An autoclave is a device that is used to sterilize medical, beautician and other equipment such as tattooing and piercing paraphernalia. The basic function of the machine is to kill bacteria. This is done through application of extreme heat, steam and pressure to the articles placed in the sterilization chamber. This is accomplished by the removal of air from the sterilization chamber to create a vacuum, then superheated steam is applied. There are several types of autoclave in use.
- The downward displacement autoclave is also referred to as a gravity displacement unit. This is because of the method of air removal in the sterilization chamber. A heating element is submerged in a pool of water, which, when heated, becomes steam. As steam is lighter than air, it forces the air in the sterilization chamber downward and out through a drain hole. Once the temperature in the sterilization chamber is sufficient, the drain hole is closed automatically and the sterilization process begins.
Positive Pressure Displacement
- A positive pressure displacement autoclave is an improvement upon the design of a downward displacement unit. Steam is created in a second, separate chamber and held until the proper amount to displace all of the air in the sterilization chamber is accumulated. The steam is then released into the sterilization chamber in a pressurized blast, forcing the air out through the drain hole and starting the sterilization process. This has the effect of a more accurate displacement of air than a downward displacement unit can achieve.

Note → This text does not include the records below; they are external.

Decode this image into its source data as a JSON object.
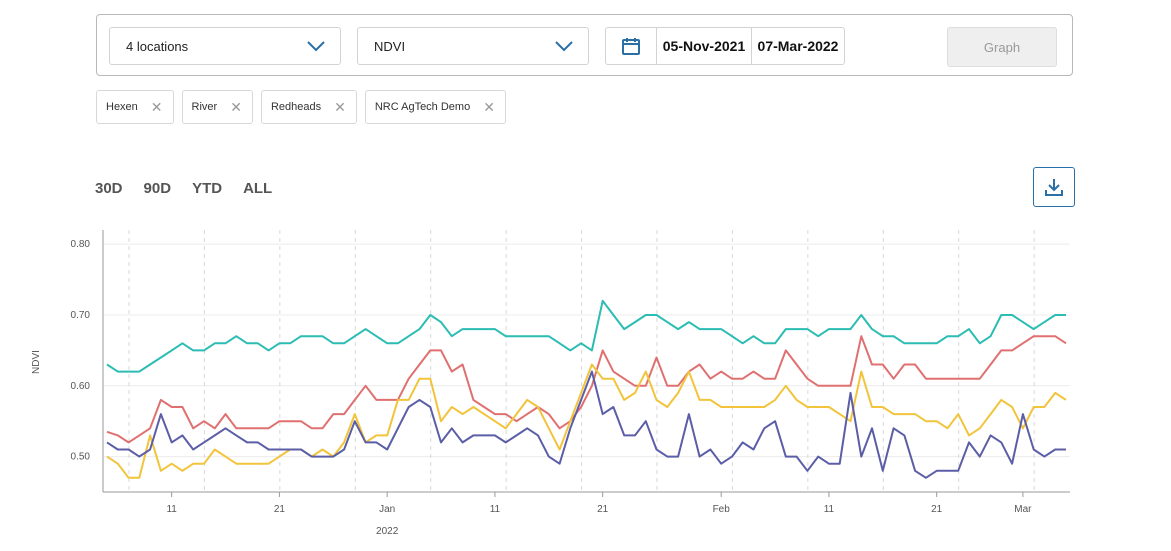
{
  "filters": {
    "locations_label": "4 locations",
    "metric_label": "NDVI",
    "start_date": "05-Nov-2021",
    "end_date": "07-Mar-2022",
    "graph_label": "Graph"
  },
  "chips": [
    "Hexen",
    "River",
    "Redheads",
    "NRC AgTech Demo"
  ],
  "range_buttons": [
    "30D",
    "90D",
    "YTD",
    "ALL"
  ],
  "colors": {
    "accent": "#2a6fa5",
    "teal": "#2bbcb3",
    "red": "#e07070",
    "yellow": "#f2c43c",
    "purple": "#5b5ea6"
  },
  "chart_data": {
    "type": "line",
    "ylabel": "NDVI",
    "xlabel": "",
    "ylim": [
      0.45,
      0.82
    ],
    "yticks": [
      "0.80",
      "0.70",
      "0.60",
      "0.50"
    ],
    "xticks": [
      {
        "day": 6,
        "label": "11"
      },
      {
        "day": 16,
        "label": "21"
      },
      {
        "day": 26,
        "label": "Jan",
        "sublabel": "2022"
      },
      {
        "day": 36,
        "label": "11"
      },
      {
        "day": 46,
        "label": "21"
      },
      {
        "day": 57,
        "label": "Feb"
      },
      {
        "day": 67,
        "label": "11"
      },
      {
        "day": 77,
        "label": "21"
      },
      {
        "day": 85,
        "label": "Mar"
      }
    ],
    "x_note": "x values are observation indices (~1 per day) from 05-Nov-2021 to 07-Mar-2022",
    "series": [
      {
        "name": "Teal",
        "color": "#2bbcb3",
        "values": [
          0.63,
          0.62,
          0.62,
          0.62,
          0.63,
          0.64,
          0.65,
          0.66,
          0.65,
          0.65,
          0.66,
          0.66,
          0.67,
          0.66,
          0.66,
          0.65,
          0.66,
          0.66,
          0.67,
          0.67,
          0.67,
          0.66,
          0.66,
          0.67,
          0.68,
          0.67,
          0.66,
          0.66,
          0.67,
          0.68,
          0.7,
          0.69,
          0.67,
          0.68,
          0.68,
          0.68,
          0.68,
          0.67,
          0.67,
          0.67,
          0.67,
          0.67,
          0.66,
          0.65,
          0.66,
          0.65,
          0.72,
          0.7,
          0.68,
          0.69,
          0.7,
          0.7,
          0.69,
          0.68,
          0.69,
          0.68,
          0.68,
          0.68,
          0.67,
          0.66,
          0.67,
          0.66,
          0.66,
          0.68,
          0.68,
          0.68,
          0.67,
          0.68,
          0.68,
          0.68,
          0.7,
          0.68,
          0.67,
          0.67,
          0.66,
          0.66,
          0.66,
          0.66,
          0.67,
          0.67,
          0.68,
          0.66,
          0.67,
          0.7,
          0.7,
          0.69,
          0.68,
          0.69,
          0.7,
          0.7
        ]
      },
      {
        "name": "Red",
        "color": "#e07070",
        "values": [
          0.535,
          0.53,
          0.52,
          0.53,
          0.54,
          0.58,
          0.57,
          0.57,
          0.54,
          0.55,
          0.54,
          0.56,
          0.54,
          0.54,
          0.54,
          0.54,
          0.55,
          0.55,
          0.55,
          0.54,
          0.54,
          0.56,
          0.56,
          0.58,
          0.6,
          0.58,
          0.58,
          0.58,
          0.61,
          0.63,
          0.65,
          0.65,
          0.62,
          0.63,
          0.58,
          0.57,
          0.56,
          0.56,
          0.55,
          0.56,
          0.57,
          0.56,
          0.54,
          0.55,
          0.57,
          0.6,
          0.65,
          0.62,
          0.61,
          0.6,
          0.6,
          0.64,
          0.6,
          0.6,
          0.62,
          0.63,
          0.61,
          0.62,
          0.61,
          0.61,
          0.62,
          0.61,
          0.61,
          0.65,
          0.63,
          0.61,
          0.6,
          0.6,
          0.6,
          0.6,
          0.67,
          0.63,
          0.63,
          0.61,
          0.63,
          0.63,
          0.61,
          0.61,
          0.61,
          0.61,
          0.61,
          0.61,
          0.63,
          0.65,
          0.65,
          0.66,
          0.67,
          0.67,
          0.67,
          0.66
        ]
      },
      {
        "name": "Yellow",
        "color": "#f2c43c",
        "values": [
          0.5,
          0.49,
          0.47,
          0.47,
          0.53,
          0.48,
          0.49,
          0.48,
          0.49,
          0.49,
          0.51,
          0.5,
          0.49,
          0.49,
          0.49,
          0.49,
          0.5,
          0.51,
          0.51,
          0.5,
          0.51,
          0.5,
          0.52,
          0.56,
          0.52,
          0.53,
          0.53,
          0.58,
          0.58,
          0.61,
          0.61,
          0.55,
          0.57,
          0.56,
          0.57,
          0.56,
          0.55,
          0.54,
          0.56,
          0.58,
          0.57,
          0.54,
          0.51,
          0.55,
          0.59,
          0.63,
          0.61,
          0.61,
          0.58,
          0.59,
          0.62,
          0.58,
          0.57,
          0.59,
          0.62,
          0.58,
          0.58,
          0.57,
          0.57,
          0.57,
          0.57,
          0.57,
          0.58,
          0.6,
          0.58,
          0.57,
          0.57,
          0.57,
          0.56,
          0.55,
          0.62,
          0.57,
          0.57,
          0.56,
          0.56,
          0.56,
          0.55,
          0.55,
          0.54,
          0.56,
          0.53,
          0.54,
          0.56,
          0.58,
          0.57,
          0.54,
          0.57,
          0.57,
          0.59,
          0.58
        ]
      },
      {
        "name": "Purple",
        "color": "#5b5ea6",
        "values": [
          0.52,
          0.51,
          0.51,
          0.5,
          0.51,
          0.56,
          0.52,
          0.53,
          0.51,
          0.52,
          0.53,
          0.54,
          0.53,
          0.52,
          0.52,
          0.51,
          0.51,
          0.51,
          0.51,
          0.5,
          0.5,
          0.5,
          0.51,
          0.55,
          0.52,
          0.52,
          0.51,
          0.54,
          0.57,
          0.58,
          0.57,
          0.52,
          0.54,
          0.52,
          0.53,
          0.53,
          0.53,
          0.52,
          0.53,
          0.54,
          0.53,
          0.5,
          0.49,
          0.54,
          0.58,
          0.62,
          0.56,
          0.57,
          0.53,
          0.53,
          0.55,
          0.51,
          0.5,
          0.5,
          0.56,
          0.5,
          0.51,
          0.49,
          0.5,
          0.52,
          0.51,
          0.54,
          0.55,
          0.5,
          0.5,
          0.48,
          0.5,
          0.49,
          0.49,
          0.59,
          0.5,
          0.54,
          0.48,
          0.54,
          0.53,
          0.48,
          0.47,
          0.48,
          0.48,
          0.48,
          0.52,
          0.5,
          0.53,
          0.52,
          0.49,
          0.56,
          0.51,
          0.5,
          0.51,
          0.51
        ]
      }
    ]
  }
}
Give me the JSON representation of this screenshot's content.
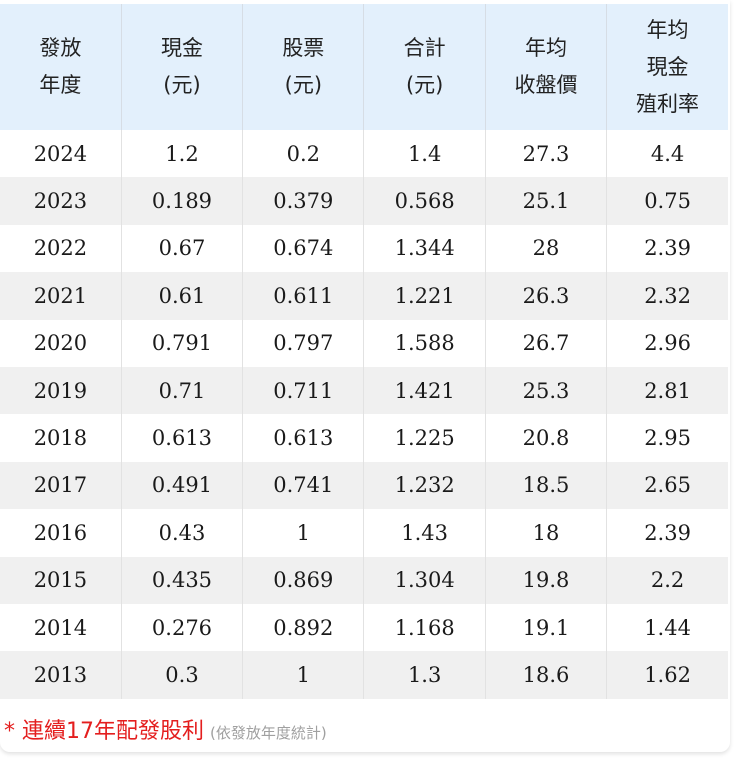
{
  "table": {
    "headers": [
      {
        "line1": "發放",
        "line2": "年度",
        "line3": ""
      },
      {
        "line1": "現金",
        "line2": "(元)",
        "line3": ""
      },
      {
        "line1": "股票",
        "line2": "(元)",
        "line3": ""
      },
      {
        "line1": "合計",
        "line2": "(元)",
        "line3": ""
      },
      {
        "line1": "年均",
        "line2": "收盤價",
        "line3": ""
      },
      {
        "line1": "年均",
        "line2": "現金",
        "line3": "殖利率"
      }
    ],
    "rows": [
      [
        "2024",
        "1.2",
        "0.2",
        "1.4",
        "27.3",
        "4.4"
      ],
      [
        "2023",
        "0.189",
        "0.379",
        "0.568",
        "25.1",
        "0.75"
      ],
      [
        "2022",
        "0.67",
        "0.674",
        "1.344",
        "28",
        "2.39"
      ],
      [
        "2021",
        "0.61",
        "0.611",
        "1.221",
        "26.3",
        "2.32"
      ],
      [
        "2020",
        "0.791",
        "0.797",
        "1.588",
        "26.7",
        "2.96"
      ],
      [
        "2019",
        "0.71",
        "0.711",
        "1.421",
        "25.3",
        "2.81"
      ],
      [
        "2018",
        "0.613",
        "0.613",
        "1.225",
        "20.8",
        "2.95"
      ],
      [
        "2017",
        "0.491",
        "0.741",
        "1.232",
        "18.5",
        "2.65"
      ],
      [
        "2016",
        "0.43",
        "1",
        "1.43",
        "18",
        "2.39"
      ],
      [
        "2015",
        "0.435",
        "0.869",
        "1.304",
        "19.8",
        "2.2"
      ],
      [
        "2014",
        "0.276",
        "0.892",
        "1.168",
        "19.1",
        "1.44"
      ],
      [
        "2013",
        "0.3",
        "1",
        "1.3",
        "18.6",
        "1.62"
      ]
    ]
  },
  "footnote": {
    "main": "* 連續17年配發股利",
    "sub": "(依發放年度統計)"
  },
  "colors": {
    "header_bg": "#e3f0fc",
    "alt_row_bg": "#f0f0f0",
    "note_red": "#e41e1e",
    "note_gray": "#a0a0a0"
  }
}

Negative Pressure Displacement
- A negative pressure displacement autoclave is one of the most accurate types of unit available. Once the sterilization chamber door is closed, a vacuum pump removes the air. Steam is created in a second, separate chamber. Once the air has been completely removed from the sterilization chamber, the steam is then released into the sterilization chamber in a pressurized blast much like that of a positive pressure displacement unit. The negative pressure displacement unit is able to achieve a high “Sterility Assurance Level” (SAL), but the system can be quite large and costly.
Triple Vacuum Autoclave
- A triple vacuum autoclave is set up in a similar fashion to a negative pressure displacement unit in that there is a vacuum pump to remove air from the sterilization chamber and steam is created in a second, separate chamber or unit. The process begins by the vacuum removing the air, then a pulse of steam. This is repeated three times, hence the name “triple vacuum” autoclave. This type of autoclave is suitable for all types of instruments and is very versatile.
Type “N” vs. Type “B”
- Each autoclave can be classified as a type “N” unit or a type “B” unit. Type “N” units do not use a vacuum to remove air from the sterilization chamber, whereas type “B” units do use a vacuum pump. The difference in operation means type “N” autoclaves are suitable for a specific type of load–for solid, unwrapped instruments. Type “B” autoclaves can be used on wrapped and hollow instruments, which means a piece of equipment can be sterilized now for use later.